Auch in Thüringen sind Rettungsleistellen der Landkreise und Städte an das System angeschlossen, um im Ernstfall Gefahrenmeldungen zu versenden. „Als zuständige Behörde für den Brand-, Zivil- und Katastrophenschutz ist die Warn-App ein Meilenstein für den Schutz der Bevölkerung im Landkreis Gotha“, unterstreicht beispielsweise Thomas Fröhlich, zweiter Beigeordnete im Landratsamt. Der Allgemeine Anzeiger beantwortet die wichtigsten Fragen zur Warn-App:

Wie funktioniert NINA?
Wie eine Sirene in der Tasche warnt die App mit dem vorab eingestellten Warnton. Der Nutzer kann die Meldungen filtern nach aktuellem Standort oder nach Orten, die ihn interessieren. Zusätzlich zu den Meldungen vor Gefahren gibt die App Tipps, wie man sich im Notfall richtig verhält und vorbereitet, sich und andere somit schützen kann.

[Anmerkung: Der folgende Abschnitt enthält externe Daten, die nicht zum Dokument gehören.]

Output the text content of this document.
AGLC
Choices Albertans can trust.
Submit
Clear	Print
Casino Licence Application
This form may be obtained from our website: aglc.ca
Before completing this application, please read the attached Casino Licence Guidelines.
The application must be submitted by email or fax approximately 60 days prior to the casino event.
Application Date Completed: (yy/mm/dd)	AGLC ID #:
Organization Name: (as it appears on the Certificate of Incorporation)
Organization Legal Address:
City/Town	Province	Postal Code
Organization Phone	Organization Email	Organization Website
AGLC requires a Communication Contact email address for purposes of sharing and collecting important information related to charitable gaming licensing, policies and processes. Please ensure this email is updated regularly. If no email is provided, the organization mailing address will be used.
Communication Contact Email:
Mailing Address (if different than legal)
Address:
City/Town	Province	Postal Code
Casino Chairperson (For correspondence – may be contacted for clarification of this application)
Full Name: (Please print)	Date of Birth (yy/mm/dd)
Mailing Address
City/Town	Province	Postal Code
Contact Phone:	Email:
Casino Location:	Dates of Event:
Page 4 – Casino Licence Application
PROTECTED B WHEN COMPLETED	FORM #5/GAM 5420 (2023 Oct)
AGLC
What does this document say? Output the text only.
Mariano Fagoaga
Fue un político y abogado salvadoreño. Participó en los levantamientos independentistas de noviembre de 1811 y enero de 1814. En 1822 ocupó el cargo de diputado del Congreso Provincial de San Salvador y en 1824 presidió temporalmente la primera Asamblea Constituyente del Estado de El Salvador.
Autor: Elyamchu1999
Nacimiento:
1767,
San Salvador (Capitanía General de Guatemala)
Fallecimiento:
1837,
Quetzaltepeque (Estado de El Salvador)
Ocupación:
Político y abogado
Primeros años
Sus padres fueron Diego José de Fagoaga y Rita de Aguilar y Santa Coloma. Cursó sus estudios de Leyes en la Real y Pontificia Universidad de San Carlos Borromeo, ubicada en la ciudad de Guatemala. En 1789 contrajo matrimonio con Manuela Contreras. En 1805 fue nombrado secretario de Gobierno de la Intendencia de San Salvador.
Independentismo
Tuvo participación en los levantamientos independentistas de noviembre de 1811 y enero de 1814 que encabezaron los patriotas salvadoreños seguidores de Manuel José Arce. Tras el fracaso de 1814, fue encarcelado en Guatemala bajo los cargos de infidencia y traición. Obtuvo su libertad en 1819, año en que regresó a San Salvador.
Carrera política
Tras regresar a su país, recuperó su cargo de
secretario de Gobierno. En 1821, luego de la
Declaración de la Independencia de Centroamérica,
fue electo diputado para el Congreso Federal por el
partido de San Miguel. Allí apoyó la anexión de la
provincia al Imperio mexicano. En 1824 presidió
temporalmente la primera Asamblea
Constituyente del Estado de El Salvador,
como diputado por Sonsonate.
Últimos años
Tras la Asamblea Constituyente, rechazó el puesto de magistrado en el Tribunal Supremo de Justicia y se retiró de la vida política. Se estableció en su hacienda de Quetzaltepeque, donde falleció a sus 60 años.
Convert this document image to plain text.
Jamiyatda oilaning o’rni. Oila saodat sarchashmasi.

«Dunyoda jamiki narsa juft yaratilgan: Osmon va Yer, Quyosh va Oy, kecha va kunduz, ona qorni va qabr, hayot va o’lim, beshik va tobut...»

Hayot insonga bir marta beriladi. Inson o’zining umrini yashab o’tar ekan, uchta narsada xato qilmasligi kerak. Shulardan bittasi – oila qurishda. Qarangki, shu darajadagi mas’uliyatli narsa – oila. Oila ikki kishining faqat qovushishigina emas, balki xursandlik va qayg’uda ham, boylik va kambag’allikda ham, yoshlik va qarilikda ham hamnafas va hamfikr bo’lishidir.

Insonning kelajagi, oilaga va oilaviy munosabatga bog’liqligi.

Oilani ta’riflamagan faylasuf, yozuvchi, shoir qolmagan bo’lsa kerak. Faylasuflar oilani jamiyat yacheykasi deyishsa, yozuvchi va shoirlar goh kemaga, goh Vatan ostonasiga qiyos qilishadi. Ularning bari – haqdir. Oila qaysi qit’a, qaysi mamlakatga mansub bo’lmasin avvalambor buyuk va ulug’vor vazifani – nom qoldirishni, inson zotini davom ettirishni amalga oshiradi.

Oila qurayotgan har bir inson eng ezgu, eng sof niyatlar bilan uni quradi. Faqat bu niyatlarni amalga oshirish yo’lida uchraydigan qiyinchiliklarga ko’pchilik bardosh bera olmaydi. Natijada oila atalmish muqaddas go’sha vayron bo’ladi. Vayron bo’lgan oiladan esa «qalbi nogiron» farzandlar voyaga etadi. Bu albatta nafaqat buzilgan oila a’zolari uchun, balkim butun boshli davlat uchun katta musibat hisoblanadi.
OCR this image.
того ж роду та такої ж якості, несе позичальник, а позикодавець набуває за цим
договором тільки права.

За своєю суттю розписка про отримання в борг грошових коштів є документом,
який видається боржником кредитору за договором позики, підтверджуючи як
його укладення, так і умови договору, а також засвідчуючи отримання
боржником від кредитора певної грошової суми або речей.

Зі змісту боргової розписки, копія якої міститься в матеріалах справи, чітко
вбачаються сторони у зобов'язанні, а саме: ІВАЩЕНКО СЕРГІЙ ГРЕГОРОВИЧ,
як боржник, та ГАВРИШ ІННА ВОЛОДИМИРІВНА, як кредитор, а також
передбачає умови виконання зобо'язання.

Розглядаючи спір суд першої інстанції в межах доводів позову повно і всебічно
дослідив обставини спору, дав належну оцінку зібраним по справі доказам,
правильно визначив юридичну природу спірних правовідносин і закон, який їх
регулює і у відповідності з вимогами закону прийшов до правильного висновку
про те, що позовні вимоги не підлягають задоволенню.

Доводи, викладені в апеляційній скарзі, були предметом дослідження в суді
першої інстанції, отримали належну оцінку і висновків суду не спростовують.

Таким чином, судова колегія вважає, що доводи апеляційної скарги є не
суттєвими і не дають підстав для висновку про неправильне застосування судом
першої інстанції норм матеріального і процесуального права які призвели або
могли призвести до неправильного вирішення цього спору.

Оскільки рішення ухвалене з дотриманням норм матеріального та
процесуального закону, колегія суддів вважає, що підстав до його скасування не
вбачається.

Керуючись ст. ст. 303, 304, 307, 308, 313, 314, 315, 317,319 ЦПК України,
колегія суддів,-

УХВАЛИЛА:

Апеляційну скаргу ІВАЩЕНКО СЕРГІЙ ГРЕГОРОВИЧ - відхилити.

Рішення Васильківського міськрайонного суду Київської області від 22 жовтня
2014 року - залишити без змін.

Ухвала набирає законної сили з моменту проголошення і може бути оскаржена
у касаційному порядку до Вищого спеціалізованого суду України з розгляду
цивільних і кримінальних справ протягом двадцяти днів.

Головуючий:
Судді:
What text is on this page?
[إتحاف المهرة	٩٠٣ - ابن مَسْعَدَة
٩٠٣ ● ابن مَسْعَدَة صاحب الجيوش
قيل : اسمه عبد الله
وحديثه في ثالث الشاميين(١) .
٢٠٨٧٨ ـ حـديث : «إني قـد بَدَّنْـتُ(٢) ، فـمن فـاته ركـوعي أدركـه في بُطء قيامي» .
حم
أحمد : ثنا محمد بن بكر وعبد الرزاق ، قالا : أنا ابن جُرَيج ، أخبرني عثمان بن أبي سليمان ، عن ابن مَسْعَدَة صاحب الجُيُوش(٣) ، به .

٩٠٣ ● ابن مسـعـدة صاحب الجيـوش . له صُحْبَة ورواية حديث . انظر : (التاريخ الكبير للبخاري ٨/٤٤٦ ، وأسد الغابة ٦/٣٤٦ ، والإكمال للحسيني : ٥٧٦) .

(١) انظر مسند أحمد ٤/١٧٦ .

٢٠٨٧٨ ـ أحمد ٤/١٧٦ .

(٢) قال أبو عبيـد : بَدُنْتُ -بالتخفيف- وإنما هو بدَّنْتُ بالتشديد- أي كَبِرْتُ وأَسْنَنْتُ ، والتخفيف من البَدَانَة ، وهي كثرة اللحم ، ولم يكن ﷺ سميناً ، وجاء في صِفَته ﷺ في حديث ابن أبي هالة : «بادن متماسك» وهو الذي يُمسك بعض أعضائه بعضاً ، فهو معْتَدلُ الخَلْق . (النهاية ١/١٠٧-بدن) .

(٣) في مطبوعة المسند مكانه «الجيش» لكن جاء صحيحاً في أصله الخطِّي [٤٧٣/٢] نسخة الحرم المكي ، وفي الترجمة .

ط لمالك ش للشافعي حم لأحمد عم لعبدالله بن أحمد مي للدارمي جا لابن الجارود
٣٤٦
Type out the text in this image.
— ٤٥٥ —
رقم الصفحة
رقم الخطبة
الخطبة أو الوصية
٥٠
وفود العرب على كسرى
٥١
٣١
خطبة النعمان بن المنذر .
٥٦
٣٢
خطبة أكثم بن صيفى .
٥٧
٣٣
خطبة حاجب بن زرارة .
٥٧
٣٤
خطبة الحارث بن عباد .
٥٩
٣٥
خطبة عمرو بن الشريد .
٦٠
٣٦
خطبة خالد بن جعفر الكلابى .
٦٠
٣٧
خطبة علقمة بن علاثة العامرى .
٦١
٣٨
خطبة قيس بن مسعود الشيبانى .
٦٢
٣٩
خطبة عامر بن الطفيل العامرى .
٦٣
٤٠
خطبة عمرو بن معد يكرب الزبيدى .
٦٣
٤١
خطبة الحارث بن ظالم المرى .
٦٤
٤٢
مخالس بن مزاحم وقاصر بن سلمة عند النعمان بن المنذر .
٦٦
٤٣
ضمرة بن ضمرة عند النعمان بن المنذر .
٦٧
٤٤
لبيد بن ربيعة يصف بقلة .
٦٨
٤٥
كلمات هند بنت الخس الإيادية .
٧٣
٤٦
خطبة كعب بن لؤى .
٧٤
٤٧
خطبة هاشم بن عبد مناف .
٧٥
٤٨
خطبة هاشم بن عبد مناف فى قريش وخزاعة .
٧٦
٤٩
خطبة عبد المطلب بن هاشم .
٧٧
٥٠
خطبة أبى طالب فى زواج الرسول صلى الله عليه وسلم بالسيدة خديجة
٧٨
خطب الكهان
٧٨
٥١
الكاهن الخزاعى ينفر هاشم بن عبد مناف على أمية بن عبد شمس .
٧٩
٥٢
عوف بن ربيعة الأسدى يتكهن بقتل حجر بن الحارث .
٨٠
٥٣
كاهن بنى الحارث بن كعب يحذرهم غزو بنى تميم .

Wer ist in Thüringen beteiligt?
Um NINA ansteuern zu können, müssen die Rettungsleitstellen mit dem „Modularen Warnsystem des Bundes und der Länder“ (MoWaS) ausgestattet sein. In Thüringen sind dafür bereits freigeschaltet: Erfurt, Weimar, Gera, das Thüringer Ministerium für Inneres und Kommunales, die Thüringer Landesfeuerwehr- und Katastrophenschutzschule in Bad Köstritz, die Landkreise Eichsfeld, Gotha, Schmalkalden-Meiningen, Weimarer Land und der Wartburgkreis sowie das Amt für Brand- und Katastrophenschutz der Stadt Suhl.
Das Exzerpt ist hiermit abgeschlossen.